Curating Collective Effervescence with Trap Karaoke Founder Jason Mowatt
Trap Week Boston came, saw and conquered! A collaborative effort between BREAD Boston & KickBack Boston brought Jason Mowatt, Trap Karaoke founder and director, to Boston for what was originally one night with two events slated to run back to back. Up first was BREAD Boston’s signature Start Up Classroom, where creative entrepreneurs are given a platform to share their stories. Those in attendance stayed for a special edition of the curated party series that is KickBack Boston. The announcement generated so much interest and support from the community that Boston’s Young Black Professionals organization scheduled a Trap Game night for the evening before. With an official Trap Karaoke tour stop already scheduled for later in the week, it only made sense that Trap Week Boston was born.
Unlike many entertainment brands where the founder is often front and center, Jason Mowatt is a lot more modest. When you consider the nature of Trap Karaoke, it makes sense considering it’s an audience-centered event. A mashup of traditional Karaoke, with a Hip-Hop twist, Trap Karaoke provides it’s target demographic (i.e. black millennials) an experience unlike any other — a concert where the fans are the artists.
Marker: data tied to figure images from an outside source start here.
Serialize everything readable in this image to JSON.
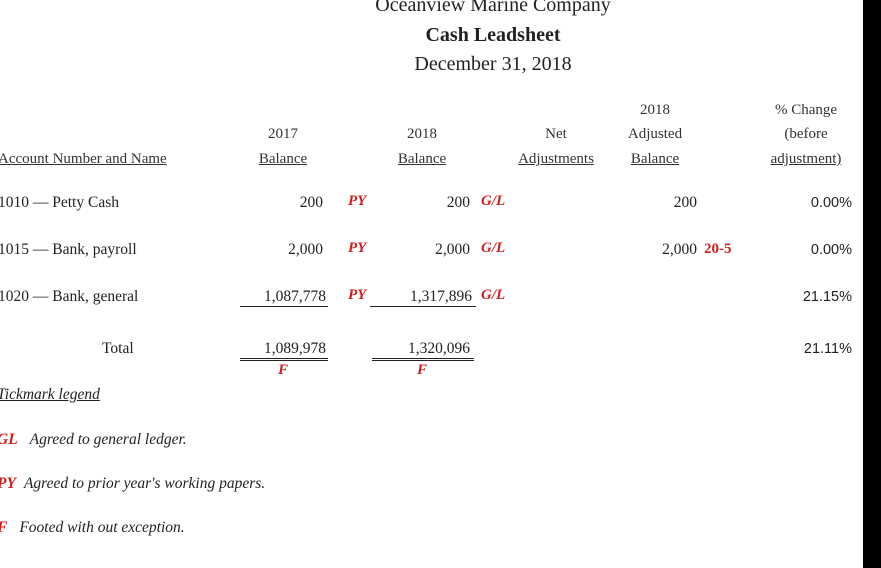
{
  "header": {
    "company": "Oceanview Marine Company",
    "title": "Cash Leadsheet",
    "date": "December 31, 2018"
  },
  "columns": {
    "account": "Account Number and Name",
    "balance_2017": {
      "year": "2017",
      "label": "Balance"
    },
    "balance_2018": {
      "year": "2018",
      "label": "Balance"
    },
    "net_adj": {
      "line1": "Net",
      "label": "Adjustments"
    },
    "adjusted": {
      "year": "2018",
      "line2": "Adjusted",
      "label": "Balance"
    },
    "pct": {
      "line1": "% Change",
      "line2": "(before",
      "label": "adjustment)"
    }
  },
  "rows": [
    {
      "account": "1010 — Petty Cash",
      "b2017": "200",
      "tick1": "PY",
      "b2018": "200",
      "tick2": "G/L",
      "adjusted": "200",
      "adj_ref": "",
      "pct": "0.00%"
    },
    {
      "account": "1015 — Bank, payroll",
      "b2017": "2,000",
      "tick1": "PY",
      "b2018": "2,000",
      "tick2": "G/L",
      "adjusted": "2,000",
      "adj_ref": "20-5",
      "pct": "0.00%"
    },
    {
      "account": "1020 — Bank, general",
      "b2017": "1,087,778",
      "tick1": "PY",
      "b2018": "1,317,896",
      "tick2": "G/L",
      "adjusted": "",
      "adj_ref": "",
      "pct": "21.15%"
    }
  ],
  "total": {
    "label": "Total",
    "b2017": "1,089,978",
    "b2018": "1,320,096",
    "foot_tick_2017": "F",
    "foot_tick_2018": "F",
    "pct": "21.11%"
  },
  "legend": {
    "heading": "Tickmark legend",
    "items": [
      {
        "code": "GL",
        "text": "Agreed to general ledger."
      },
      {
        "code": "PY",
        "text": "Agreed to prior year's working papers."
      },
      {
        "code": "F",
        "text": "Footed with out exception."
      }
    ]
  },
  "colors": {
    "tickmark": "#cc1f1f",
    "right_bar": "#000000"
  }
}
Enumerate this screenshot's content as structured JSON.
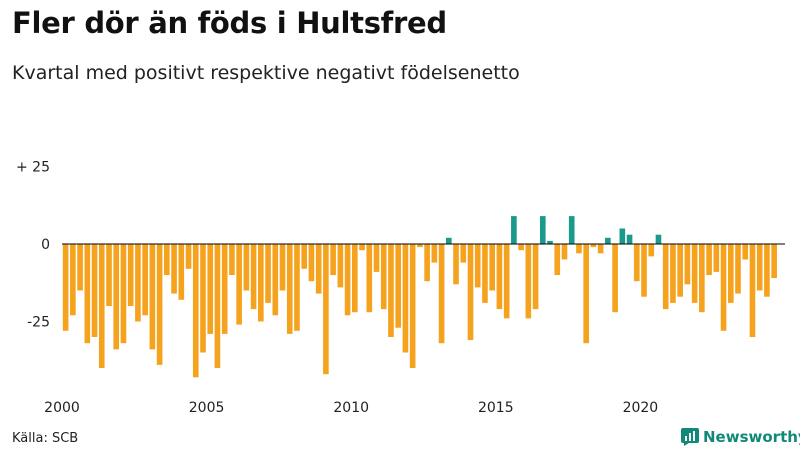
{
  "header": {
    "title": "Fler dör än föds i Hultsfred",
    "subtitle": "Kvartal med positivt respektive negativt födelsenetto"
  },
  "footer": {
    "source": "Källa: SCB",
    "brand": "Newsworthy"
  },
  "colors": {
    "positive": "#1a9a8b",
    "negative": "#f5a31f",
    "axis_text": "#222222",
    "zero_line": "#000000"
  },
  "chart_data": {
    "type": "bar",
    "title": "Fler dör än föds i Hultsfred",
    "subtitle": "Kvartal med positivt respektive negativt födelsenetto",
    "xlabel": "",
    "ylabel": "",
    "ylim": [
      -47,
      30
    ],
    "y_ticks": [
      {
        "value": 25,
        "label": "+ 25"
      },
      {
        "value": 0,
        "label": "0"
      },
      {
        "value": -25,
        "label": "-25"
      }
    ],
    "x_range": [
      2000,
      2025
    ],
    "x_ticks": [
      {
        "value": 2000,
        "label": "2000"
      },
      {
        "value": 2005,
        "label": "2005"
      },
      {
        "value": 2010,
        "label": "2010"
      },
      {
        "value": 2015,
        "label": "2015"
      },
      {
        "value": 2020,
        "label": "2020"
      }
    ],
    "start_year": 2000,
    "period": "quarter",
    "values": [
      -28,
      -23,
      -15,
      -32,
      -30,
      -40,
      -20,
      -34,
      -32,
      -20,
      -25,
      -23,
      -34,
      -39,
      -10,
      -16,
      -18,
      -8,
      -43,
      -35,
      -29,
      -40,
      -29,
      -10,
      -26,
      -15,
      -21,
      -25,
      -19,
      -23,
      -15,
      -29,
      -28,
      -8,
      -12,
      -16,
      -42,
      -10,
      -14,
      -23,
      -22,
      -2,
      -22,
      -9,
      -21,
      -30,
      -27,
      -35,
      -40,
      -1,
      -12,
      -6,
      -32,
      2,
      -13,
      -6,
      -31,
      -14,
      -19,
      -15,
      -21,
      -24,
      9,
      -2,
      -24,
      -21,
      9,
      1,
      -10,
      -5,
      9,
      -3,
      -32,
      -1,
      -3,
      2,
      -22,
      5,
      3,
      -12,
      -17,
      -4,
      3,
      -21,
      -19,
      -17,
      -13,
      -19,
      -22,
      -10,
      -9,
      -28,
      -19,
      -16,
      -5,
      -30,
      -15,
      -17,
      -11
    ]
  }
}
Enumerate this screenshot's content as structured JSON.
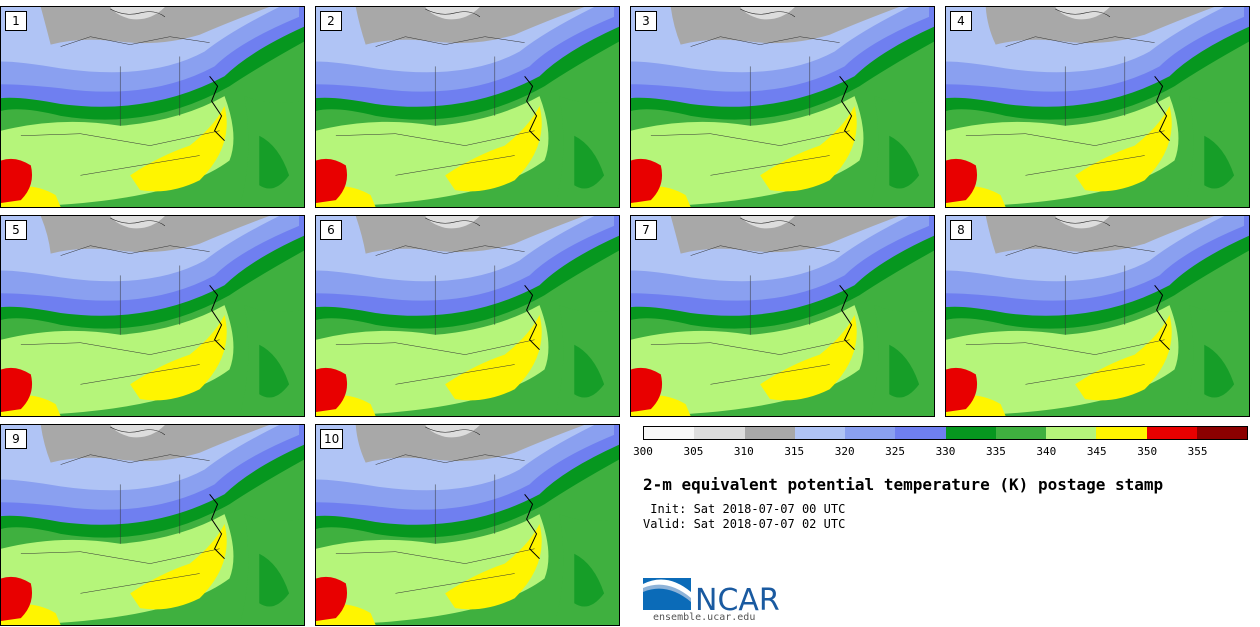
{
  "panels": [
    "1",
    "2",
    "3",
    "4",
    "5",
    "6",
    "7",
    "8",
    "9",
    "10"
  ],
  "colorbar": {
    "colors": [
      "#f7f7f7",
      "#dddddd",
      "#a8a8a8",
      "#b0c4f5",
      "#8aa0f0",
      "#6f7ff0",
      "#06971f",
      "#3fb03f",
      "#b5f57a",
      "#fff500",
      "#e80000",
      "#8b0000"
    ],
    "ticks": [
      "300",
      "305",
      "310",
      "315",
      "320",
      "325",
      "330",
      "335",
      "340",
      "345",
      "350",
      "355"
    ]
  },
  "title": "2-m equivalent potential temperature (K) postage stamp",
  "init": " Init: Sat 2018-07-07 00 UTC",
  "valid": "Valid: Sat 2018-07-07 02 UTC",
  "logo": {
    "text": "NCAR",
    "color": "#1a5aa0"
  },
  "url": "ensemble.ucar.edu"
}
At the Seaport’s District Hall, in front of a mixed crowd of eager creatives, entrepreneurs and individuals looking to be inspired, Mowatt shared his journey from working on Capitol Hill during the Obama administration to touring with with rapper 2 Chainz in 2017. A naturally curious individual, Mowatt pursued and was successful in a number of entrepreneurial endeavors prior to creating Trap Karaoke. However, Mowatt’s passion was evident when he described elements of his niche Trap Karaoke that contributes to its success. Two of the elements being Trap Karaoke hosts, Low Key and DJ Austin Millz, and the energy they bring to the crowd. But what really got Mowatt going is when he described the “collective effervescence” or shared experience that creates a sense of community.
A few interesting things Mowatt shared during his talk:
He used to run a blog called Corporate Takeover, which was a lifestyle magazine known as the “mouth of hustlers”. Not only did his blog post he wrote on Jay-Z, The Corporate Takeover of Jay-z go viral, but in 2008 Mowatt would land a chance interview with an up and coming rapper by the name of Drake. Mowatt humorously shared how nervously optimistic Drake was about the possibility of landing an endorsement deal. It’s funny now considering how wildly successful Drake is today.
Trap Karaoke started off as a joke. Believe it or not, the concept of Trap Karaoke was conceived as a joke between Mowatt and a good friend of his. He was texting a friend who happened to be out with co-workers for karaoke. Mowatt remembered texting jokingly, “Wouldn’t it be crazy if we could do Karaoke to Trap Music?” Well, that crazy joke is now a reality!
The first Trap Karaoke event had over five hundred RSVPs, but only 40 people showed up. Jason and his team organized the first ever Trap Karaoke in New York, and got an overwhelmingly positive response in a short period of time. However, the day of, it rained and only a handful of those RSVPs actually showed up. The show still went on and the folks who came out still had a dope time. Not one to be deterred, Jason and his team continued to put on shows and to date have over 60 shows to their credit. Nowadays, it’s safe to say when five hundred people RSVP, five hundred people (or more) actually show up.
Some of your favorite rappers have been surprise guests at Trap Karaoke. The list of Trap Karaoke celebrity appearances include rapper 2 Chainz, Wale, Mannie Fresh, Bun B, Pastor Troy & Petey Pablo. Trap Karaoke has also partnered with Lebron James, HBO’s Insecure and Ballers.
As a creative, Jason does his best work when he’s happy. Mowatt shared that while many creatives find inspiration from their adversities, the catalyst for his success is fueled when he’s in high spirits.
Mowatt does not consider himself and his team party promoters, but rather community organizers. His stance has always been that Trap Karaoke visit cities like Boston that are not known for their inclusivity, provide an audience-generated experience and curate safe spaces for black millennials to express themselves.